Speech and voice agents - AWS Prescriptive Guidance

Speech and voice agents

Speech and voice agents interact with users through spoken dialogue. These agents integrate speech recognition, natural-language understanding, and speech synthesis to enable conversational AI across telephony, mobile, web, and embedded platforms.

Voice agents are particularly effective in hands-free, real-time, or accessibility-driven environments. By combining streaming interfaces with LLM-powered reasoning, they facilitate rich, dynamic interactions that feel natural to users.

Architecture

A speech and voice agent is shown in the following diagram:

Speech and voice agents.

Description

  1. Receives a voice query

    • The user voices a request to a phone, microphone, or embedded system.

    • A speech-to-text (STT) module converts the audio to text.

  2. Integrates streaming and telephony context

    • The agent uses a streaming interface to manage audio I/O in real time.

    • If it's deployed in a contact center or telecom context, telephony integration handles session routing, dual-tone multi-frequency (DTMF) input, and media transport.

Note: DTMF refers to the tones generated when you press buttons on a telephone keypad. In the context of streaming and telephony context integration within voice agents, DTMF is used as a signal input mechanism during a phone call, especially in interactive voice response (IVR) systems. DTMF inputs enable the agent to:

  • Recognize menu selections (for example, "Press 1 for billing. Press 2 for support.")

  • Collect numeric inputs (for example, account numbers, PINs, and confirmation numbers)

  • Trigger workflows or state transitions in call flows

  • Revert from speech to touch-tone when necessary

  1. Reasons through LLM stream context

    • The query is sent to the agent, which passes it, along with any session metadata (for example, caller ID, prior context), to an LLM.

    • The LLM generates a response, possibly using a chain-of-thought strategy or multiturn memory if the interaction is ongoing.

  2. Returns a voice response

    • The agent converts its response to speech using text-to-speech (TTS).

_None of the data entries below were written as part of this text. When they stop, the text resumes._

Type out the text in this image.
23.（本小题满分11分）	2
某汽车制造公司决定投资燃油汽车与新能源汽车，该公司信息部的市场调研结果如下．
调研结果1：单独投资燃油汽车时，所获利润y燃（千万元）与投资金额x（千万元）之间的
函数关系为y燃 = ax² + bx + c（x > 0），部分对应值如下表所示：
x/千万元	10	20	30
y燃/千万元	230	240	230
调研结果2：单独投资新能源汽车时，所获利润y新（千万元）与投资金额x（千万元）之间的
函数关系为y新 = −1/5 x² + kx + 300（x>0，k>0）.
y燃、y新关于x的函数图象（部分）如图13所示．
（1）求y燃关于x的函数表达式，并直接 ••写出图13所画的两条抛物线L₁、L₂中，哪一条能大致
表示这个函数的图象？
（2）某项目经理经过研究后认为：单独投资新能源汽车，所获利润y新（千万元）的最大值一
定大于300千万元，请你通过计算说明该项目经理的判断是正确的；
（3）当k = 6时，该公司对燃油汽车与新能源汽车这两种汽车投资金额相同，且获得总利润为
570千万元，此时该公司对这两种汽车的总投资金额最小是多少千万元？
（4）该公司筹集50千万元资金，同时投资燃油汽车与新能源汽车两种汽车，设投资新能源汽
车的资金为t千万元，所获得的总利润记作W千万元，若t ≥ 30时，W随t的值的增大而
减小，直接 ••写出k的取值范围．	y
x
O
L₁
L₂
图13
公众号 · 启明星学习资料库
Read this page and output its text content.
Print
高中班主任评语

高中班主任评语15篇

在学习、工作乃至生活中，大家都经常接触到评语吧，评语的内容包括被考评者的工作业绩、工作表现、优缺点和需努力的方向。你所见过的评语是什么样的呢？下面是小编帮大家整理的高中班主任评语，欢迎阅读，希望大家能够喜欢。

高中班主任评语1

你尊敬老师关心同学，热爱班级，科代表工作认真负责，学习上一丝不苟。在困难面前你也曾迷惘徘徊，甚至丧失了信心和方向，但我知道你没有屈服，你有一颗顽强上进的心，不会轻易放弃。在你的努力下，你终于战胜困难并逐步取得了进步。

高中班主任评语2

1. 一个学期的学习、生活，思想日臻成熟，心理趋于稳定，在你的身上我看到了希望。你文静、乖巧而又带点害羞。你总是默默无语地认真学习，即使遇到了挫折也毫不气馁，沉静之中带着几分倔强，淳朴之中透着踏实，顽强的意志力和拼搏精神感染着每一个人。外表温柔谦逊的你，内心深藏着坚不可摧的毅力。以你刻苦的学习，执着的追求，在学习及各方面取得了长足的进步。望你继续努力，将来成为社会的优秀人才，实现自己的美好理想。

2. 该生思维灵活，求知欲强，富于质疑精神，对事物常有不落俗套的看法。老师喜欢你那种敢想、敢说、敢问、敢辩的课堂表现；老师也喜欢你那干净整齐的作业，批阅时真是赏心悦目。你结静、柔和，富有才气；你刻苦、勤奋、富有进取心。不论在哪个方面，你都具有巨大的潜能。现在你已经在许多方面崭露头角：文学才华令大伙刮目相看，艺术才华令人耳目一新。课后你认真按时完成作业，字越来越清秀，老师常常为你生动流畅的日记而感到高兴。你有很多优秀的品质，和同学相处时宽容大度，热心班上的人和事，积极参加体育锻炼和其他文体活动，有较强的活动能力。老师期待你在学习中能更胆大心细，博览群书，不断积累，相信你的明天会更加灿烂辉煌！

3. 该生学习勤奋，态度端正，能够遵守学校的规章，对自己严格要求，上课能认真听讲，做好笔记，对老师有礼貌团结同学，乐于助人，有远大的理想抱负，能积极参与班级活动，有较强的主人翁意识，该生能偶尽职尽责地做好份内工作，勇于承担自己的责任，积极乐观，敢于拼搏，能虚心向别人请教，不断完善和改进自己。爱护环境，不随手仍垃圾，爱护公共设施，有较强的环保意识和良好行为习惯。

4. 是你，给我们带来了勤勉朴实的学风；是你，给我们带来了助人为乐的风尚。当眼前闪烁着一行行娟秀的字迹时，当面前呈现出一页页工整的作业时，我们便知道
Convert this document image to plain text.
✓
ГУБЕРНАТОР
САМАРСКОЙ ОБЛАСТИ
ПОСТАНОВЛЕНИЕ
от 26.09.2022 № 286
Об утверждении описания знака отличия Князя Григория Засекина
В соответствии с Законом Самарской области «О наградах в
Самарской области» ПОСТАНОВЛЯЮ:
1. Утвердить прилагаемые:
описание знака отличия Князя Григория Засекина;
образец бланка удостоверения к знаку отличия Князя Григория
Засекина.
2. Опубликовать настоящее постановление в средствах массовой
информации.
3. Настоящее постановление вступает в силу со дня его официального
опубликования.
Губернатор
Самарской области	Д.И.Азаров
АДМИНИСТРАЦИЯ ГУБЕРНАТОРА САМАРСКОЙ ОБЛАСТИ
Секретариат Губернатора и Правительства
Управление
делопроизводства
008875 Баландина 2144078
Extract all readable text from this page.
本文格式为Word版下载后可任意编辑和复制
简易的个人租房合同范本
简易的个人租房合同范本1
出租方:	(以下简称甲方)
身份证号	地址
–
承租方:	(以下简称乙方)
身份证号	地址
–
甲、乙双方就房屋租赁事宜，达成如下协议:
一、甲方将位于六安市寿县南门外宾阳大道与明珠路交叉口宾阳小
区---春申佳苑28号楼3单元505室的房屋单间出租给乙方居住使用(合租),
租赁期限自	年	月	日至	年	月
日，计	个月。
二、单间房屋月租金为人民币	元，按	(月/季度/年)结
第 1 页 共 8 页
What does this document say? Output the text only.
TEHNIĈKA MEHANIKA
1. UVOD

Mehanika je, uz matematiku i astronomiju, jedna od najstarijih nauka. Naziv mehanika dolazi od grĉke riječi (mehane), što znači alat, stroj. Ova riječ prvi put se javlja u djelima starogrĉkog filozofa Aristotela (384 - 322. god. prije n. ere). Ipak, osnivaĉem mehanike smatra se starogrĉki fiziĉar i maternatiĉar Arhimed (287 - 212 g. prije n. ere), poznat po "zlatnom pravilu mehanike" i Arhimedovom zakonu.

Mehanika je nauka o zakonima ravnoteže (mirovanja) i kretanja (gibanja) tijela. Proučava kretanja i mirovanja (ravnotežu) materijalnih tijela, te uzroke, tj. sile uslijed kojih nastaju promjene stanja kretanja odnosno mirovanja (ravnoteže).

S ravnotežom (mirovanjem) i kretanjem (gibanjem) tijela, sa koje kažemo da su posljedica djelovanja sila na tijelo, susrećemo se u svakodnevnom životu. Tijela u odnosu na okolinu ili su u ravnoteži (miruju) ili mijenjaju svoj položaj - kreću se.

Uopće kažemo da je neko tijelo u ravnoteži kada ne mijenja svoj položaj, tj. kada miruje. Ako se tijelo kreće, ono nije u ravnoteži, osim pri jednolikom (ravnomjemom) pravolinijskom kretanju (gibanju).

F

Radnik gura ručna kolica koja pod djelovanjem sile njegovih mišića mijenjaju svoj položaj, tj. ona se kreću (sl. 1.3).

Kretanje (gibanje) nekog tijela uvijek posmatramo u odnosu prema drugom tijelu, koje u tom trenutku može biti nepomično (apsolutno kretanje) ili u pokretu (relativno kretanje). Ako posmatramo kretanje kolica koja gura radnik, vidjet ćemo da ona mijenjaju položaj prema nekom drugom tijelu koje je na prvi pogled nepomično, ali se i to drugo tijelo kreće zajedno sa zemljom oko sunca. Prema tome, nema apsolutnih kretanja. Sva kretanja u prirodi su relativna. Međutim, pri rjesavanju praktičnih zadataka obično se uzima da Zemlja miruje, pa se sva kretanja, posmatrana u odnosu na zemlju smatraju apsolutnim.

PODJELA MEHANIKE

    • It returns audio to the user through a voice channel.

Capabilities

  • Real-time speech understanding and generation

  • Multilingual I/O with STT and TTS support

  • Integration with telephony or streaming APIs

  • Session awareness and memory handoff between turns

Common use cases

  • Conversational IVR systems

  • Virtual receptionists and appointment schedulers

  • Voice-driven helpdesk agents

  • Wearable voice assistants

  • Voice interfaces for smart homes and accessibility tools

Implementation guidance

You can build this pattern using the following tools and AWS services:

  • Amazon Lex V2 or Amazon Transcribe for STT

  • Amazon Polly for TTS

  • Amazon Chime SDK, Amazon Connect, or Amazon Interactive Video Service (Amazon IVS) for streaming and telephony

  • Amazon Bedrock for reasoning with Anthropic, AI21, or other foundation models

  • AWS Lambda to connect STT, LLM, TTS, and session context

(Optional) Additional enhancements may include the following:

  • Amazon Kendra or OpenSearch for context-aware RAG

  • Amazon DynamoDB for session memory

  • Amazon CloudWatch Logs and AWS X-Ray for traceability

Summary

Speech and voice agents are intelligent systems that interact through natural conversations. By integrating speech interfaces with LLM reasoning and real-time streaming infrastructure, voice agents enable seamless, accessible, and scalable interactions.